The yen climbed to a six-month high against the tumbling U.S. dollar, as investors stampeded away from stocks and risky positions.


Central banks cut rates to contain crisis From Reuters

The Fed said it was cutting its key federal funds rate by 50 basis points to 1.5 percent. China, the European Central Bank (ECB) and central banks in Britain, Canada, Sweden and Switzerland also cut rates in the coordinated response which analysts had been demanding.


Fed announces plan to buy corporate debt
From WLNS

The Federal Reserve announced plans to buy up some coporate paper, that's debt, by creating a commercial paper funding facility.

What does that translate too? Look it this way, The fed would normally do this with corporate paper and debt that is collateralized. Meaning, secured, like your house or car. Well, not anymore. Now, the fed will try to increase liquidity in the funding markets by offering a back-stop to debt that is unsecured and they will do it by collecting up front fee's for the service

Funds flight from corporate paper forced Fed move From Bloomberg

The Federal Reserve's decision today to buy U.S. commercial paper came after money market mutual funds fled the market, cutting off a vital source of short-term corporate financing and pushing the economy toward a recession.
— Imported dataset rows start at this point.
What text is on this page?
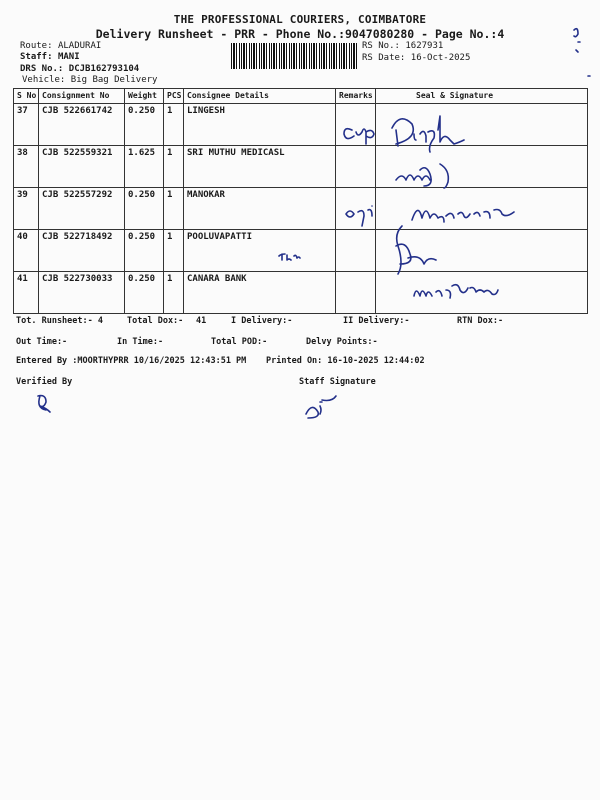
THE PROFESSIONAL COURIERS, COIMBATORE
Delivery Runsheet - PRR - Phone No.:9047080280 - Page No.:4
Route: ALADURAI
Staff: MANI
DRS No.: DCJB162793104
Vehicle: Big Bag Delivery
RS No.: 1627931
RS Date: 16-Oct-2025
S No	Consignment No	Weight	PCS	Consignee Details	Remarks	Seal & Signature
37	CJB 522661742	0.250	1	LINGESH		
38	CJB 522559321	1.625	1	SRI MUTHU MEDICASL		
39	CJB 522557292	0.250	1	MANOKAR		
40	CJB 522718492	0.250	1	POOLUVAPATTI		
41	CJB 522730033	0.250	1	CANARA BANK		
Tot. Runsheet:- 4	Total Dox:- 41	I Delivery:-	II Delivery:-	RTN Dox:-
Out Time:-	In Time:-	Total POD:-	Delvy Points:-
Entered By :MOORTHYPRR 10/16/2025 12:43:51 PM Printed On: 16-10-2025 12:44:02
Verified By	Staff Signature
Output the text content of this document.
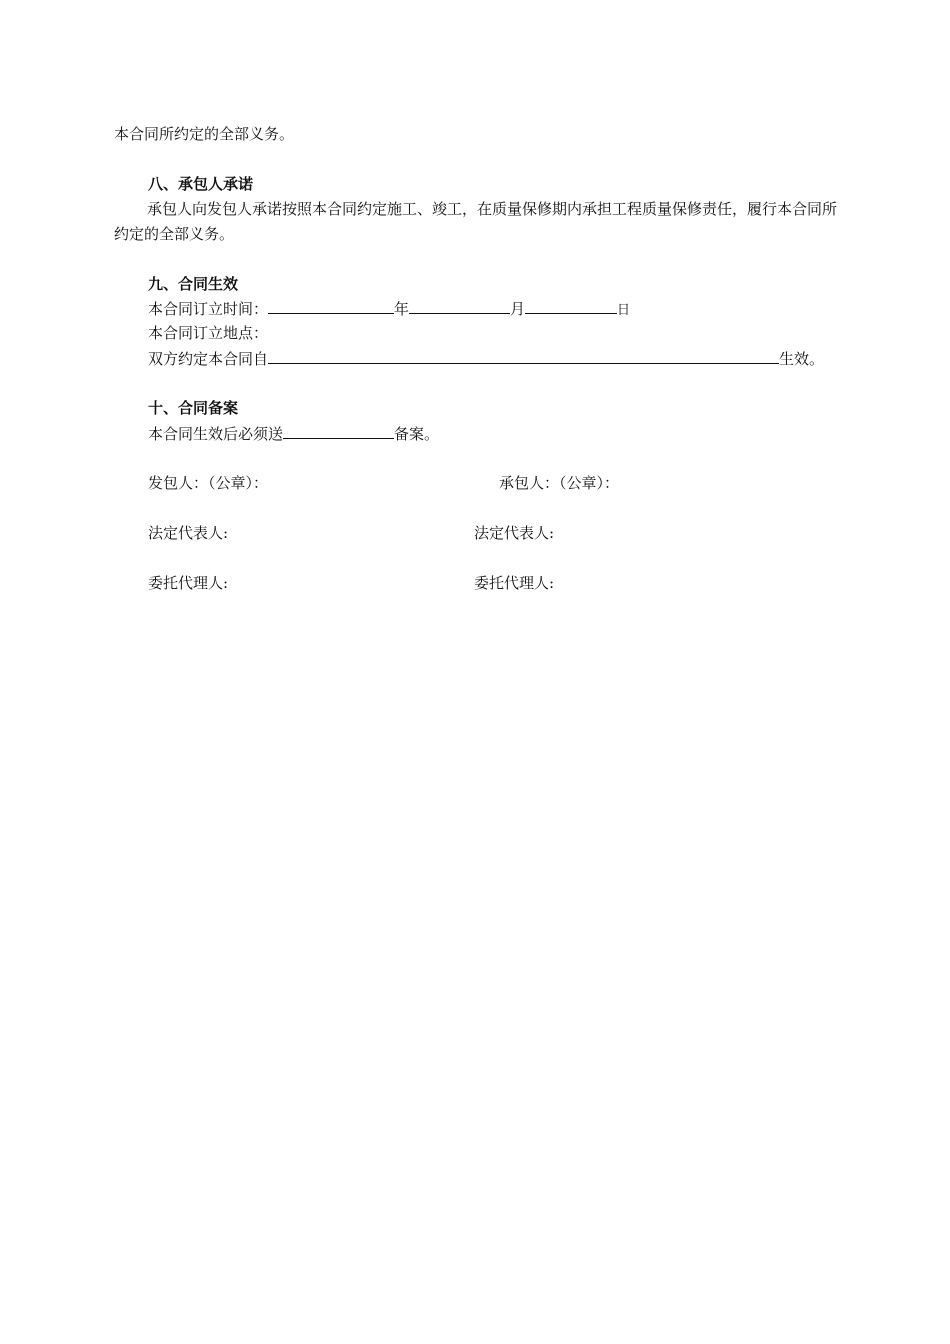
本合同所约定的全部义务。
八、承包人承诺
承包人向发包人承诺按照本合同约定施工、竣工，在质量保修期内承担工程质量保修责任，履行本合同所约定的全部义务。
九、合同生效
本合同订立时间：	年	月	日
本合同订立地点：
双方约定本合同自	生效。
十、合同备案
本合同生效后必须送	备案。
发包人：（公章）：	承包人：（公章）：
法定代表人:	法定代表人:
委托代理人:	委托代理人:
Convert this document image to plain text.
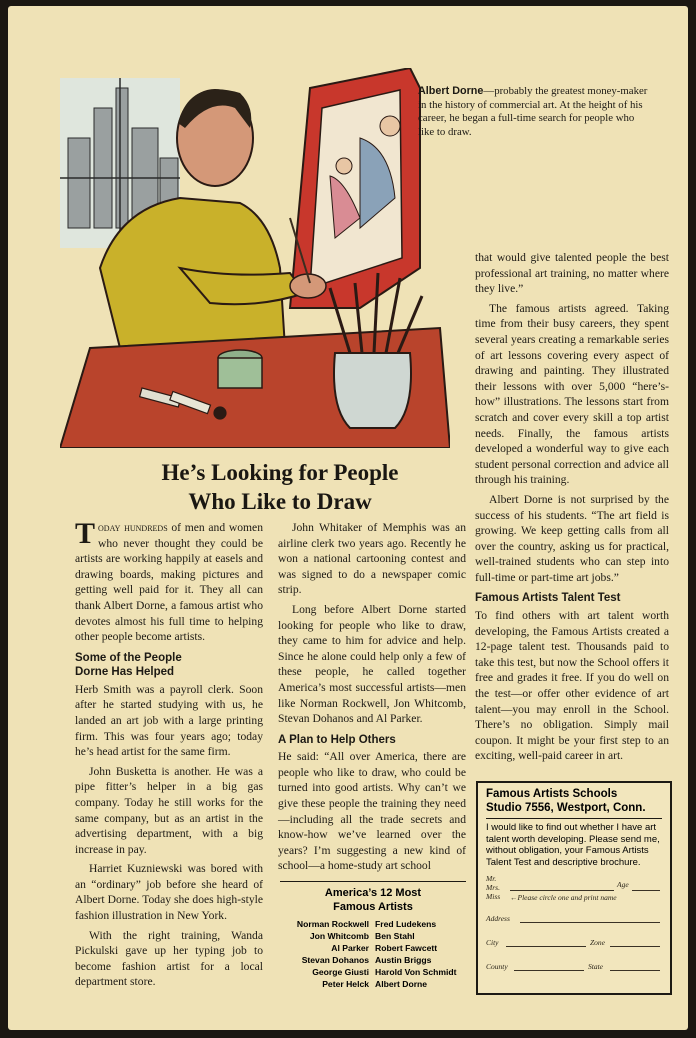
Albert Dorne—probably the greatest money-maker in the history of commercial art. At the height of his career, he began a full-time search for people who like to draw.
He’s Looking for People
Who Like to Draw

Today hundreds of men and women who never thought they could be artists are working happily at easels and drawing boards, making pictures and getting well paid for it. They all can thank Albert Dorne, a famous artist who devotes almost his full time to helping other people become artists.

Some of the People
Dorne Has Helped

Herb Smith was a payroll clerk. Soon after he started studying with us, he landed an art job with a large printing firm. This was four years ago; today he’s head artist for the same firm.

John Busketta is another. He was a pipe fitter’s helper in a big gas company. Today he still works for the same company, but as an artist in the advertising department, with a big increase in pay.

Harriet Kuzniewski was bored with an “ordinary” job before she heard of Albert Dorne. Today she does high-style fashion illustration in New York.

With the right training, Wanda Pickulski gave up her typing job to become fashion artist for a local department store.

John Whitaker of Memphis was an airline clerk two years ago. Recently he won a national cartooning contest and was signed to do a newspaper comic strip.

Long before Albert Dorne started looking for people who like to draw, they came to him for advice and help. Since he alone could help only a few of these people, he called together America’s most successful artists—men like Norman Rockwell, Jon Whitcomb, Stevan Dohanos and Al Parker.

A Plan to Help Others

He said: “All over America, there are people who like to draw, who could be turned into good artists. Why can’t we give these people the training they need—including all the trade secrets and know-how we’ve learned over the years? I’m suggesting a new kind of school—a home-study art school

America’s 12 Most
Famous Artists
Norman Rockwell
Jon Whitcomb
Al Parker
Stevan Dohanos
George Giusti
Peter Helck
Fred Ludekens
Ben Stahl
Robert Fawcett
Austin Briggs
Harold Von Schmidt
Albert Dorne

that would give talented people the best professional art training, no matter where they live.”

The famous artists agreed. Taking time from their busy careers, they spent several years creating a remarkable series of art lessons covering every aspect of drawing and painting. They illustrated their lessons with over 5,000 “here’s-how” illustrations. The lessons start from scratch and cover every skill a top artist needs. Finally, the famous artists developed a wonderful way to give each student personal correction and advice all through his training.

Albert Dorne is not surprised by the success of his students. “The art field is growing. We keep getting calls from all over the country, asking us for practical, well-trained students who can step into full-time or part-time art jobs.”

Famous Artists Talent Test

To find others with art talent worth developing, the Famous Artists created a 12-page talent test. Thousands paid to take this test, but now the School offers it free and grades it free. If you do well on the test—or offer other evidence of art talent—you may enroll in the School. There’s no obligation. Simply mail coupon. It might be your first step to an exciting, well-paid career in art.

Famous Artists Schools
Studio 7556, Westport, Conn.
I would like to find out whether I have art talent worth developing. Please send me, without obligation, your Famous Artists Talent Test and descriptive brochure.
Mr.
Mrs.
Miss
Age
←Please circle one and print name
Address
City	Zone
County	State
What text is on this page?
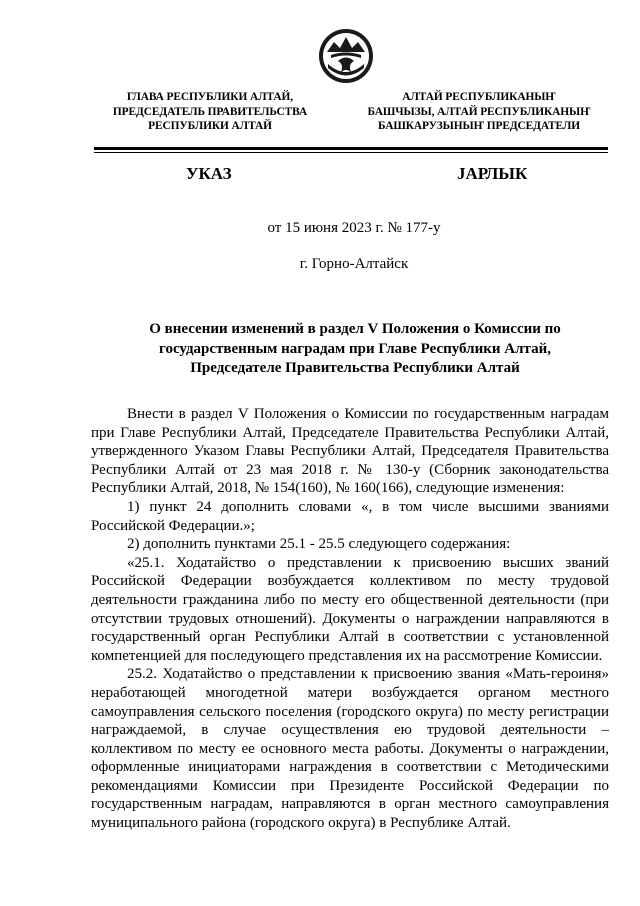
ГЛАВА РЕСПУБЛИКИ АЛТАЙ,
ПРЕДСЕДАТЕЛЬ ПРАВИТЕЛЬСТВА
РЕСПУБЛИКИ АЛТАЙ
АЛТАЙ РЕСПУБЛИКАНЫҤ
БАШЧЫЗЫ, АЛТАЙ РЕСПУБЛИКАНЫҤ
БАШКАРУЗЫНЫҤ ПРЕДСЕДАТЕЛИ
УКАЗ	JАРЛЫК
от 15 июня 2023 г. № 177-у
г. Горно-Алтайск
О внесении изменений в раздел V Положения о Комиссии по
государственным наградам при Главе Республики Алтай,
Председателе Правительства Республики Алтай

Внести в раздел V Положения о Комиссии по государственным наградам при Главе Республики Алтай, Председателе Правительства Республики Алтай, утвержденного Указом Главы Республики Алтай, Председателя Правительства Республики Алтай от 23 мая 2018 г. № 130-у (Сборник законодательства Республики Алтай, 2018, № 154(160), № 160(166), следующие изменения:

1) пункт 24 дополнить словами «, в том числе высшими званиями Российской Федерации.»;

2) дополнить пунктами 25.1 - 25.5 следующего содержания:

«25.1. Ходатайство о представлении к присвоению высших званий Российской Федерации возбуждается коллективом по месту трудовой деятельности гражданина либо по месту его общественной деятельности (при отсутствии трудовых отношений). Документы о награждении направляются в государственный орган Республики Алтай в соответствии с установленной компетенцией для последующего представления их на рассмотрение Комиссии.

25.2. Ходатайство о представлении к присвоению звания «Мать-героиня» неработающей многодетной матери возбуждается органом местного самоуправления сельского поселения (городского округа) по месту регистрации награждаемой, в случае осуществления ею трудовой деятельности – коллективом по месту ее основного места работы. Документы о награждении, оформленные инициаторами награждения в соответствии с Методическими рекомендациями Комиссии при Президенте Российской Федерации по государственным наградам, направляются в орган местного самоуправления муниципального района (городского округа) в Республике Алтай.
Money-market funds, the biggest buyers of commercial paper, reduced holdings of the highest-rated debt by $200.3 billion, or 29 percent, in the final two weeks of September, according to data compiled by IMoneyNet Inc. of Westborough, Massachusetts. Managers unloaded the debt to meet a surge in investor redemptions and to shift assets to Treasuries, which can be sold more quickly if withdrawals persist.